Hello everyone, I am 34 years old, and I have consumed pornography since I was 15 years old, it started when I was in school.
In my house my father was an alcoholic (fights and problems at home), I don't know how much that situation would have affected me, but when everything started I was very shy and it was difficult to make friends, I couldn't talk to women, so one day I They talked about pornography, I decided to watch out of curiosity and I got to spend all my money on web pages with pornographic content, I downloaded videos and images and took them to my house (at that time everyone thought I was a saint, when in fact I had a big problem), I wanted to have friends but I could not, I was a very insecure boy and I felt dislike for myself, my hobby was imagination and I even made drawings having sex, from that moment until now I have not been able to leave it, I have tried to quit many times but failed, 15 years ago I stopped doing it, I was clean for 01 year but relapsed, then I left it again for another 08 months and relapsed again (I still remember the insecurity I had and the family problems that added), from that moment I began to deceive myself that I could live with it and from that moment until now, I have not been able to leave it, there were many moments when I felt that it was something I could control, but I kept deceiving myself (people around me they had a
concept of me and to pretend, I decided not to face my problem) and as the days went by I lived only on appearances and deceptions, I realized that I need help.
I have lost many opportunities on a personal and professional level, every time I needed to study or prepare for university or work, pornographic thoughts and the desire to masturbate came to my mind and I felt, I was without energy, ashamed, I did not have a healthy social life , I said goodbye to myself, my self-esteem dropped, I had no confidence in myself, I had no desire to do anything, I have seen my dreams destroyed, opportunities to leave, a life with bad decisions to such a degree that I allowed myself to be treated badly to feel good with myself, my life got messed up.
Currently I have my partner and I do not want to ruin it, I want to have healthy and satisfactory sexual relations for me and my partner, but I have realized that I am stuck, I do not advance, I only go back, before writing these words I was on day 03 but I slipped, Today marks a new beginning, I'm going to make it! I will continue to record my diary until I reach the final goal, thank you for your time.
In my house my father was an alcoholic (fights and problems at home), I don't know how much that situation would have affected me, but when everything started I was very shy and it was difficult to make friends, I couldn't talk to women, so one day I They talked about pornography, I decided to watch out of curiosity and I got to spend all my money on web pages with pornographic content, I downloaded videos and images and took them to my house (at that time everyone thought I was a saint, when in fact I had a big problem), I wanted to have friends but I could not, I was a very insecure boy and I felt dislike for myself, my hobby was imagination and I even made drawings having sex, from that moment until now I have not been able to leave it, I have tried to quit many times but failed, 15 years ago I stopped doing it, I was clean for 01 year but relapsed, then I left it again for another 08 months and relapsed again (I still remember the insecurity I had and the family problems that added), from that moment I began to deceive myself that I could live with it and from that moment until now, I have not been able to leave it, there were many moments when I felt that it was something I could control, but I kept deceiving myself (people around me they had a
concept of me and to pretend, I decided not to face my problem) and as the days went by I lived only on appearances and deceptions, I realized that I need help.

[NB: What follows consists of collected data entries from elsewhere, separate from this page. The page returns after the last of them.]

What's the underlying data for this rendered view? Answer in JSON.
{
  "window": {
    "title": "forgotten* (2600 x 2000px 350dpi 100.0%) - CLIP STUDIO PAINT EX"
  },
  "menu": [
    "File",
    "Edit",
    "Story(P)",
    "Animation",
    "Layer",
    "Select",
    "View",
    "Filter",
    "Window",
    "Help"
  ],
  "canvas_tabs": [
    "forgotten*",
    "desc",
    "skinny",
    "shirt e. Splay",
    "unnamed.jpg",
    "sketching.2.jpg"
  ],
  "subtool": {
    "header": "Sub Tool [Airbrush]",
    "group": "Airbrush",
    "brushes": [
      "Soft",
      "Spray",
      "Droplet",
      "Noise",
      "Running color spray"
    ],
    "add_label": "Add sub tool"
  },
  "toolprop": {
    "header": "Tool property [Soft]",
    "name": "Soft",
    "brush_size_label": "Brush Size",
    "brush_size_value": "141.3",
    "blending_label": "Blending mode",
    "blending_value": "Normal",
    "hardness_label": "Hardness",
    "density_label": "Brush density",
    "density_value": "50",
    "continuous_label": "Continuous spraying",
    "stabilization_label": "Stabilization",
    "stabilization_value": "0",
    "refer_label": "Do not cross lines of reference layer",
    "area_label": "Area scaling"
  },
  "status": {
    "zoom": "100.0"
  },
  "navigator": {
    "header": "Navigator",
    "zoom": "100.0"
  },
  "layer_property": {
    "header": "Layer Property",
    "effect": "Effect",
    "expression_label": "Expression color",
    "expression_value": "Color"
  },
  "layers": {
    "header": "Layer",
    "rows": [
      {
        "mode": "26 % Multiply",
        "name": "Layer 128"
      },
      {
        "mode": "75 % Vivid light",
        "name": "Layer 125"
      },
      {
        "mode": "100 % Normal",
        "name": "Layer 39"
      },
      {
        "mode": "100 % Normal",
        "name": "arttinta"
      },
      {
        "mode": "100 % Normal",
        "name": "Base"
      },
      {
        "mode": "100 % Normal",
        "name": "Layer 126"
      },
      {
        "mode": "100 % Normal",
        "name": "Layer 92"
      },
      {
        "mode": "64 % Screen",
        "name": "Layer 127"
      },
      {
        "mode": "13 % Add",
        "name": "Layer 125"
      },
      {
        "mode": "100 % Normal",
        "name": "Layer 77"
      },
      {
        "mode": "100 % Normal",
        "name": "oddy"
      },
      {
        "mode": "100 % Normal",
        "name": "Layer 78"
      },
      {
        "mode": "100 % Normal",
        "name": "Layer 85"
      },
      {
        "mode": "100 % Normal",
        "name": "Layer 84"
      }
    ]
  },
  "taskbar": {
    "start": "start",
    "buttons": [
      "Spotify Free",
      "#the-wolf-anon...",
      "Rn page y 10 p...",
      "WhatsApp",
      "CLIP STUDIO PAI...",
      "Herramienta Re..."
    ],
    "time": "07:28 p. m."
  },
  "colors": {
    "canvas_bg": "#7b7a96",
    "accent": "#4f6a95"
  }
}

I have lost many opportunities on a personal and professional level, every time I needed to study or prepare for university or work, pornographic thoughts and the desire to masturbate came to my mind and I felt, I was without energy, ashamed, I did not have a healthy social life , I said goodbye to myself, my self-esteem dropped, I had no confidence in myself, I had no desire to do anything, I have seen my dreams destroyed, opportunities to leave, a life with bad decisions to such a degree that I allowed myself to be treated badly to feel good with myself, my life got messed up.
Currently I have my partner and I do not want to ruin it, I want to have healthy and satisfactory sexual relations for me and my partner, but I have realized that I am stuck, I do not advance, I only go back, before writing these words I was on day 03 but I slipped, Today marks a new beginning, I'm going to make it! I will continue to record my diary until I reach the final goal, thank you for your time.